Und es sollte noch besser kommen: Während alle anderen Amtsanwärterinnen beim Abschied klassisch winkten, machte Melina einen Hofknicks. Applaus in der Jury. Die Zuschauer überzeugt die selbstsichere Art der 21-Jährigen, die sich dann auch noch mit den Worten „das Beste kommt zum Schluss“ vorstellt. „Das ist mir einfach rausgerutscht“, sagt Melina. Im Publikum habe sie damit für so einige Lacher gesorgt.

Ganz so selbstsicher ist die 21-Jährige dann aber doch nicht. Die designierte Zisselkönigin hat sich sogar ein Ziel gesetzt: „Ich will meine Schüchternheit ablegen“, sagt sie. „Vor Leuten sprechen ist immer noch nicht so mein Ding.“ Beim Warten auf der Bühne sei ihr vor Aufregung sogar schlecht geworden. „Ich konnte nichts von dem schönen Buffet essen“, erinnert sich die 21-Jährige. In ihrem „bürgerlichen“ Leben hat Melina gleich zwei Jobs. Wenn sie nicht gerade als medizinische Fachangestellte arbeitet, veranstaltet die 21-Jährige sogenannte „Putzpartys“, also eine Art Tupperparty – nur eben mit Putzutensilien.

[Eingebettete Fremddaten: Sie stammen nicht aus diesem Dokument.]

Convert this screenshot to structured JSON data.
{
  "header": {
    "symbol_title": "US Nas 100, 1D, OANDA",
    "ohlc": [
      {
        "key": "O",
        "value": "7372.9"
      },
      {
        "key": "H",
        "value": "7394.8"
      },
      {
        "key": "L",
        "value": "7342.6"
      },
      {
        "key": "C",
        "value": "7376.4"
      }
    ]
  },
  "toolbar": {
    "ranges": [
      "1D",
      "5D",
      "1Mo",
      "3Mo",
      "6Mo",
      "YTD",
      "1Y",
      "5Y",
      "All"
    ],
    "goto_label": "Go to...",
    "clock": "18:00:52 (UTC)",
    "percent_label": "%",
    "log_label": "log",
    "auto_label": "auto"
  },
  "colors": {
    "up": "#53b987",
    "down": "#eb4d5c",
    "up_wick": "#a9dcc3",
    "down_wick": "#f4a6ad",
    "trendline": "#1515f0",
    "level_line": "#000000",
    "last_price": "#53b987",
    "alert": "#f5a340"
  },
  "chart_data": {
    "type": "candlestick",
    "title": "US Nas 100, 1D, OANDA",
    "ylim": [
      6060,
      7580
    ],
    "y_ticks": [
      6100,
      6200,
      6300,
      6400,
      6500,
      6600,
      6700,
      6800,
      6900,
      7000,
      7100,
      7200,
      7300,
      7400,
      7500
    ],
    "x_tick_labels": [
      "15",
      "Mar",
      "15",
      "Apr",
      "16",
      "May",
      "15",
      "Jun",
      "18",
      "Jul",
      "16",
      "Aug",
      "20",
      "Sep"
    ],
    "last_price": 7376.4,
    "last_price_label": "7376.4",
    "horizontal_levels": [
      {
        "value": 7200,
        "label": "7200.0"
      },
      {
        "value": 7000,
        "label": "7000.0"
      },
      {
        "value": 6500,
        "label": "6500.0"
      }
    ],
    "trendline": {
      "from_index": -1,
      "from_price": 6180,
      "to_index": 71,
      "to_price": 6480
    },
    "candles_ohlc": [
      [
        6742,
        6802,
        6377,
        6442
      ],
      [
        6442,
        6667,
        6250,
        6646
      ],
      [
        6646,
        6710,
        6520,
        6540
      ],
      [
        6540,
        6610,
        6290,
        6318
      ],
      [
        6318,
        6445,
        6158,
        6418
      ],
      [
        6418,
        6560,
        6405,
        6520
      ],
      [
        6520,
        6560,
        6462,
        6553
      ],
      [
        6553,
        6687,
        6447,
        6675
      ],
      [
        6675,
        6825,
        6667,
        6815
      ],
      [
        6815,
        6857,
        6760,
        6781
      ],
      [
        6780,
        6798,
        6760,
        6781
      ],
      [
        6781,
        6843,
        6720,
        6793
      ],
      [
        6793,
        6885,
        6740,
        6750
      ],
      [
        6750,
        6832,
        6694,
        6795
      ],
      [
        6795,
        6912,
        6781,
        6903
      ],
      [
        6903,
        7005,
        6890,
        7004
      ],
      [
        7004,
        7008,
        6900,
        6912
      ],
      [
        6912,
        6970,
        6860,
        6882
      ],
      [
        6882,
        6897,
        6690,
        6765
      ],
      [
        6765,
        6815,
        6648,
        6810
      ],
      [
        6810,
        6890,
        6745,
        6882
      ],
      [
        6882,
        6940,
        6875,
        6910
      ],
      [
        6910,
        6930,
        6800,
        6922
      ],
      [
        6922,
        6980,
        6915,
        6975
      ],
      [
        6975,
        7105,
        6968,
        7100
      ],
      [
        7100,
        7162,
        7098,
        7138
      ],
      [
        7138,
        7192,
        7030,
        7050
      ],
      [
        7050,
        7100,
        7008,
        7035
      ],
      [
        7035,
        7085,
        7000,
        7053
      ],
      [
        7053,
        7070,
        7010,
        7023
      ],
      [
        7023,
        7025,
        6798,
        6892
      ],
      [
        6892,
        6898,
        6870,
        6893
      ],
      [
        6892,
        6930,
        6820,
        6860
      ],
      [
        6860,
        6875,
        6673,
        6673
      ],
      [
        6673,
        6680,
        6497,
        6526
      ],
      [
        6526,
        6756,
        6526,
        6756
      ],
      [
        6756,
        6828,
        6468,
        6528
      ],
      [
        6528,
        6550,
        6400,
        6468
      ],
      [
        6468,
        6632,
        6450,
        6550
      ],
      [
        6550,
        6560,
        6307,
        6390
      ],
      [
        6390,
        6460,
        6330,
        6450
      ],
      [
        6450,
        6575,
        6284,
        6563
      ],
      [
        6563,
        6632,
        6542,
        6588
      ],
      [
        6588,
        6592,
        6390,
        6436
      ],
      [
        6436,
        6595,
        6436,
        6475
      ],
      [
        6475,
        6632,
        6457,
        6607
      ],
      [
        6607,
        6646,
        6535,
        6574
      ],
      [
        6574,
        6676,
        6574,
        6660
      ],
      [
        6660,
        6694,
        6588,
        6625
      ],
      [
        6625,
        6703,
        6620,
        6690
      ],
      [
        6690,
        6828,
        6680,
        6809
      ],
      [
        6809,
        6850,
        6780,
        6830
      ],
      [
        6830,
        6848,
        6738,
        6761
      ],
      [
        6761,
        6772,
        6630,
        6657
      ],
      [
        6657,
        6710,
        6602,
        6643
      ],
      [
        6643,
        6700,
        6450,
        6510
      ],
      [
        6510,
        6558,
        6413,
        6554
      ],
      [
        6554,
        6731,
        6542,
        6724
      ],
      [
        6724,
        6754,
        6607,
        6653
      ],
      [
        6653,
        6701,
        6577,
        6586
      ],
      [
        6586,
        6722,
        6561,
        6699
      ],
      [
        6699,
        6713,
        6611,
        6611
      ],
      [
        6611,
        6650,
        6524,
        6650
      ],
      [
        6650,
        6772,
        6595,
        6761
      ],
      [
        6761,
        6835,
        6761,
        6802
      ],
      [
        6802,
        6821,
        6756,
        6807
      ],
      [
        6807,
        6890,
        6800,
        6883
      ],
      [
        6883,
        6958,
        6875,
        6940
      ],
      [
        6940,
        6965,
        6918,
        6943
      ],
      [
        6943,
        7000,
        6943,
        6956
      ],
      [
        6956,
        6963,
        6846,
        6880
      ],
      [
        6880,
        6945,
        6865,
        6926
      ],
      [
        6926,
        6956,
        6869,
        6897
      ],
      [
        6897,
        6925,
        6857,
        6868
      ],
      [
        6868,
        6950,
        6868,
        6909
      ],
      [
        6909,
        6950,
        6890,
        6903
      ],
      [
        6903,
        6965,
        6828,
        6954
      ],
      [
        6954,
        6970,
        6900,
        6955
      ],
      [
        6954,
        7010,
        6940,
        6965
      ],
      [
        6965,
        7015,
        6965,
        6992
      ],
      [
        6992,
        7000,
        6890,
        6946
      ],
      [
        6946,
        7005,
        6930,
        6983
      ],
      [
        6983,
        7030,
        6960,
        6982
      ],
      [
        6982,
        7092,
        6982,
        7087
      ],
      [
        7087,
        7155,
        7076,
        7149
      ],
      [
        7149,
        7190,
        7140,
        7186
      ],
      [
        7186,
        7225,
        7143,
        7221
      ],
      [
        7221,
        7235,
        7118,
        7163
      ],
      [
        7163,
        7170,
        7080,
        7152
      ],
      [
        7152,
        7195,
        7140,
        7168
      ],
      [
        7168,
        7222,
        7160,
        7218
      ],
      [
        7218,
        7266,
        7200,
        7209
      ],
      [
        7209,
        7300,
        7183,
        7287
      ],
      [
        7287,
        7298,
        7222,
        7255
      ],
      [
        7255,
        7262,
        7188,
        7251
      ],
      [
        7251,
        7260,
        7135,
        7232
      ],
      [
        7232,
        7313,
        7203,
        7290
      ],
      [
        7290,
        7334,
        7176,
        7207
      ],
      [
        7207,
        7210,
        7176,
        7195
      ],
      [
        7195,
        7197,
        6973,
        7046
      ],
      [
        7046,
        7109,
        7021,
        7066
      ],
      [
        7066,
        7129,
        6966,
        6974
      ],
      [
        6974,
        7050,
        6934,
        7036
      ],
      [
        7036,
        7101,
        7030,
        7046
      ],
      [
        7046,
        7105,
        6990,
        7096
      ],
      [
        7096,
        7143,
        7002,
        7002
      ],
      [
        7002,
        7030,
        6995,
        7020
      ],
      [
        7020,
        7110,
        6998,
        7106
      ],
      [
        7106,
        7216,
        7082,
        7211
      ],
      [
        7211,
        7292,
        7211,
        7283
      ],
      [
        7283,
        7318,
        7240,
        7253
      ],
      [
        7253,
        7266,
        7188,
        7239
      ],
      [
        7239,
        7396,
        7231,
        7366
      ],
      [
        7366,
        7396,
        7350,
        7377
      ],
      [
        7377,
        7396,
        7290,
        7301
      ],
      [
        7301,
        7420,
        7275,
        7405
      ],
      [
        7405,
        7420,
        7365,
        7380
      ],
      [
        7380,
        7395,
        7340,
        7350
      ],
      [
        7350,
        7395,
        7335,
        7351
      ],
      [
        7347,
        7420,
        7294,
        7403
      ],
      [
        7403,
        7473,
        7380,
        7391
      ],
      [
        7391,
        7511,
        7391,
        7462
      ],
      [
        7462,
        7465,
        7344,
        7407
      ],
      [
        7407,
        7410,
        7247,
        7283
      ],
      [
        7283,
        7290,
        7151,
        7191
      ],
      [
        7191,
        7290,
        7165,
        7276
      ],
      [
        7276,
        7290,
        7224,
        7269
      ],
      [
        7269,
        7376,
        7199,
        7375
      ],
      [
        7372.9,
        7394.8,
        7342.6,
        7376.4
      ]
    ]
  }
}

Und als wäre das nicht schon genug, arbeitet Melina Schmitt auch noch ehrenamtlich bei den Johannitern. „Das will ich auch niemals abgeben“, sagt die Vellmarerin, deren großer Traum es ist, einmal die Ausbildung zur Rettungssänitäterin zu machen. Als Zisselkönigin stehen im nächsten Jahr mindestens 120 Termine für sie an. Einige Highlights hat Melina schon hinter sich, darunter eine Umarmung des Bürgermeisters und ein Auftritt beim Brüder-Grimm-Festival. Auf das Fest im August wird sich Melina nicht besonders vorbereiten. „Spontan läuft am besten“, sagt sie – und freut sich auf den Zissel, bei dem es sogar einen fünf Meter langen Häring geben wird. Leider ist der eine Nachbildung aus Polyester.

Zur Person

Melina Schmitt, geboren in Kassel, ist 21 Jahre alt und lebt mittlerweile in Vellmar. Die gelernte medizinische Fachangestellte arbeitet halbtags in einer Praxis, die restliche Woche ist sie als selbstständige Vertriebspartnerin für einen Reinigungsartikel-Hersteller unterwegs. Nebenbei hilft die 21-Jährige ehrenamtlich bei den Johannitern aus. Ihre Freizeit verbringt Melina am liebsten an der frischen Luft, im Kasseler Bergpark oder auf dem Wasser: Sei es zum Schwimmen im See oder zum Tretboot-Fahren auf der Fulda, die designierte Zisselkönigin macht ihrem Namen mit der Liebe zum Wasser alle Ehre. Am Wahlabend musste sich Melina einer Jury und dem Publikum stellen – und das in zwei verschiedenen Outfits. Außerdem musste sie mit einer Choreografie und einer Rede überzeugen.